Home, then, he thought, numb with confusion and – though he resisted it fiercely – distress. He could be back by five if he left now; his mother would be pleased. His mother, who had taken him in and loved him and made of him everything in her power. How could he forget what he owed her, with all this wild speculation about Fay? How could he be so stupid and selfish, so greedy for more than the generous lot he’d been given? He should get back as fast as he could now, and put all this behind him.

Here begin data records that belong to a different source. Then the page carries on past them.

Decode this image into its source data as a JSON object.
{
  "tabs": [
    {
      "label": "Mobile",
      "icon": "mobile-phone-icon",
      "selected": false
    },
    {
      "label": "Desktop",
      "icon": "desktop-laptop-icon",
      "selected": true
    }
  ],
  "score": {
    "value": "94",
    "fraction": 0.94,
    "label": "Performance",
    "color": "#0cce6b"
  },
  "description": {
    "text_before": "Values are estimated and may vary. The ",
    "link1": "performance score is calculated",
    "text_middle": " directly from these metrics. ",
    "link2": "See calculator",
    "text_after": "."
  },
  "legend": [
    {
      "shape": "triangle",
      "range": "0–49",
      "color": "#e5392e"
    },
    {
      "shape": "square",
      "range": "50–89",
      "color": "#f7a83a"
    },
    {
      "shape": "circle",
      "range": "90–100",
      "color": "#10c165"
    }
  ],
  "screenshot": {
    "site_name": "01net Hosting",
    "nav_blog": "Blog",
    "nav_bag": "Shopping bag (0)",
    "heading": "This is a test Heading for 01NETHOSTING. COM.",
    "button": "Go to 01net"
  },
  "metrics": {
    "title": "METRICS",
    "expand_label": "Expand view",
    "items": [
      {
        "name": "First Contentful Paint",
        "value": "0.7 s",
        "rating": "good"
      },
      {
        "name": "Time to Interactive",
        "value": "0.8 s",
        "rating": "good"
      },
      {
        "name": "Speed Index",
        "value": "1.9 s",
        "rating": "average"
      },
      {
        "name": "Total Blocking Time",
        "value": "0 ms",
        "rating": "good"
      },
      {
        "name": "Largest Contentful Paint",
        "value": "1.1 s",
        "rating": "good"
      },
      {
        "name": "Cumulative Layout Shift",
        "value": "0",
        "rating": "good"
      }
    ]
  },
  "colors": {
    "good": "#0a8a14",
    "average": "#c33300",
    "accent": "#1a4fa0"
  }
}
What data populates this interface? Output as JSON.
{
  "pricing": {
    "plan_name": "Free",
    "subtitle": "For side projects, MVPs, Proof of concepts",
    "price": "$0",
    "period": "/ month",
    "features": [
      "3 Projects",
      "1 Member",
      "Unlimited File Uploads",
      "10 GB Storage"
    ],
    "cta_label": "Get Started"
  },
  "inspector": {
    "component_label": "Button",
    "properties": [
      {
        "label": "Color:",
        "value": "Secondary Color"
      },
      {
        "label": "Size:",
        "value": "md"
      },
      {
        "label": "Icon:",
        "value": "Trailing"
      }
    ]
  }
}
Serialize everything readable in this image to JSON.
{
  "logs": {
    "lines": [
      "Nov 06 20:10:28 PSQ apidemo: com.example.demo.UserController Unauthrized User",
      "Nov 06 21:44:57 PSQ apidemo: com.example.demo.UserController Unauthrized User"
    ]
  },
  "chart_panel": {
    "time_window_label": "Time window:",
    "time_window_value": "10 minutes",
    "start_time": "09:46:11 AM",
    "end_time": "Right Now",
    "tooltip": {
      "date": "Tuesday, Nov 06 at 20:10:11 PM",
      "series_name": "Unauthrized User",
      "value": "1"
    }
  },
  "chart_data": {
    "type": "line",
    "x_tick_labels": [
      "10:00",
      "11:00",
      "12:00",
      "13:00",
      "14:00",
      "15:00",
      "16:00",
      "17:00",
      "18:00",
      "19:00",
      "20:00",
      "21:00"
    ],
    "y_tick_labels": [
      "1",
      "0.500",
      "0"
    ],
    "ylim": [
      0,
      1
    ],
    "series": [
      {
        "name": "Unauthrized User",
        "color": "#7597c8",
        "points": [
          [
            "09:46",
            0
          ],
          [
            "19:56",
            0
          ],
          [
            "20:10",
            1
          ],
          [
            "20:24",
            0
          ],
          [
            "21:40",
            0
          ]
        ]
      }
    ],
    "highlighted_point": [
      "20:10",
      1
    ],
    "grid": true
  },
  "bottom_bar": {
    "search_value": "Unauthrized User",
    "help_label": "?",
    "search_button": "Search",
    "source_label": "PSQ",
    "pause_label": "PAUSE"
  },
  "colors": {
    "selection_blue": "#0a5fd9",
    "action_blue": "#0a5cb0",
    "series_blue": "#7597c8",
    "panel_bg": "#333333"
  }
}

But as he walked back along Barton Road, he remembered Cressida. He hadn’t seen her leaving Marmion’s funeral, hadn’t had a chance to say goodbye. Perhaps today’s journey wouldn’t be totally wasted if he could find her now. He’d been glad, afterwards, that he’d made the effort to see Marmion earlier in the summer: even if that colourless lunch hadn’t been much of a comfort to her, it had been the right thing to do. It mattered how you said goodbye, he told himself, for lots of reasons. It mattered how you left things. He should tidy up his loose ends as well as he could. He should take his leave in such a way that he left as little as possible of himself behind.
October 1995
Cressida
The surprise of finding Stephen on her doorstep was almost unwelcome. Certainly the emotion that hit her when she opened the door was so intense that it
felt more like anguish than pleasure.
‘Hello,’ he said. ‘I had to come up to Cambridge today, and I thought – well, your description of your tiny flat was intriguing. I thought I’d come and see how you were settling in.’
‘You’re lucky I’m here,’ said Cressida. She only meant to stall for time, but the words sounded dismayingly sharp. It was Sunday afternoon: he must be leaving tomorrow. Her mind reeled with the enormity of his coming to see her; with the need to avoid reading too much into it, or allowing it to flatter her out of her carefully constructed equanimity. ‘Do you want to come up?’ she asked. ‘Or . . .’
She couldn’t ask him how long he was staying. The impropriety of that question had been drummed into her as a child, and today the answer, whatever it was, would be too painful to bear.
‘This is nice,’ Stephen said, when they reached her rooms. ‘So you’re on the next rung of the ladder now. How does that feel?’
‘Not as glamorous as what you’re doing.’
Cressida tweaked distractedly at her skirt. It felt uncomfortable talking about the future, about life going on, when Marmion . . . It was only because he was going abroad that he’d come at all, she reminded herself. Only because it was a one-off; because he wouldn’t have to see her again. For a moment she felt breathless with desolation.
*
‘Have you seen Fay?’ Stephen asked, as they walked along the Backs half an hour later.
‘She’s had flu,’ Cressida said. ‘I called in last week.’
‘I suppose that’s why she didn’t come to the funeral.’
‘Probably.’
‘I went to the house earlier,’ Stephen said, ‘but she wasn’t there.’
‘Maybe she’s gone away to convalesce.’ Cressida looked away, resisting a pang of jealousy. He’d been to see Fay first; perhaps he’d only come to find her because Fay hadn’t been in.